🤖 AI Summary
This study presents the first systematic investigation into the capacity of large language models (LLMs) to predict psycholinguistic metrics—such as memorability and reading time—at the sentence level, which depend on complex intra-sentential multi-word interactions and have previously lacked LLM-based exploration. Leveraging human-annotated memorability ratings and eye-tracking reading time data, we evaluate LLMs using zero-shot prompting, few-shot prompting, and supervised fine-tuning. Results demonstrate that fine-tuned LLMs significantly outperform interpretable baselines, achieving predictions highly correlated with human norms. In contrast, zero-shot and few-shot approaches exhibit inconsistent performance, challenging the assumption that prompting alone suffices to effectively simulate human cognitive processing. These findings illuminate both the promise and limitations of LLMs as cognitive proxies in modeling human language comprehension.
📝 Abstract
Large Language Models (LLMs) have recently been shown to produce estimates of psycholinguistic norms, such as valence, arousal, or concreteness, for words and multiword expressions, that correlate with human judgments.
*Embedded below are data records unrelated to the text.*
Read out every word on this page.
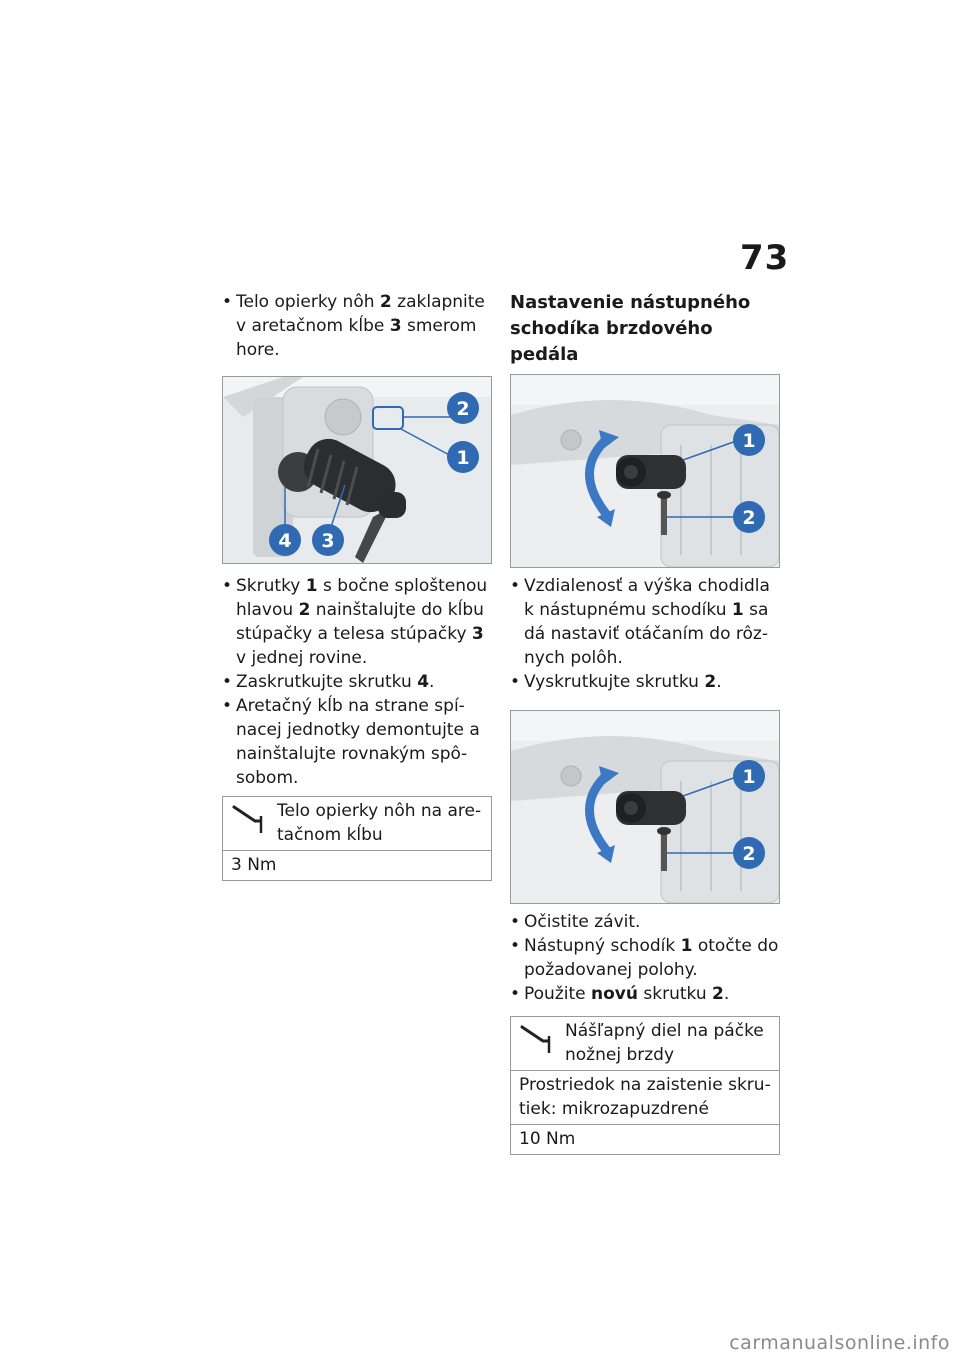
73
• Telo opierky nôh 2 zaklapnite v aretačnom kĺbe 3 smerom hore.
2
1
4 3
• Skrutky 1 s bočne sploštenou hlavou 2 nainštalujte do kĺbu stúpačky a telesa stúpačky 3 v jednej rovine.
• Zaskrutkujte skrutku 4.
• Aretačný kĺb na strane spínacej jednotky demontujte a nainštalujte rovnakým spôsobom.
Telo opierky nôh na aretačnom kĺbu
3 Nm

Nastavenie nástupného schodíka brzdového pedála

1
2
• Vzdialenosť a výška chodidla k nástupnému schodíku 1 sa dá nastaviť otáčaním do rôznych polôh.
• Vyskrutkujte skrutku 2.
1
2
• Očistite závit.
• Nástupný schodík 1 otočte do požadovanej polohy.
• Použite novú skrutku 2.
Nášľapný diel na páčke nožnej brzdy
Prostriedok na zaistenie skrutiek: mikrozapuzdrené
10 Nm
carmanualsonline.info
These estimates are obtained by prompting an LLM, in zero-shot fashion, with a question similar to those used in human studies. Meanwhile, for other norms such as lexical decision time or age of acquisition, LLMs require supervised fine-tuning to obtain results that align with ground-truth values. In this paper, we extend this approach to the previously unstudied features of sentence memorability and reading times, which involve the relationship between multiple words in a sentence-level context. Our results show that via fine-tuning, models can provide estimates that correlate with human-derived norms and exceed the predictive power of interpretable baseline predictors, demonstrating that LLMs contain useful information about sentence-level features. At the same time, our results show very mixed zero-shot and few-shot performance, providing further evidence that care is needed when using LLM-prompting as a proxy for human cognitive measures.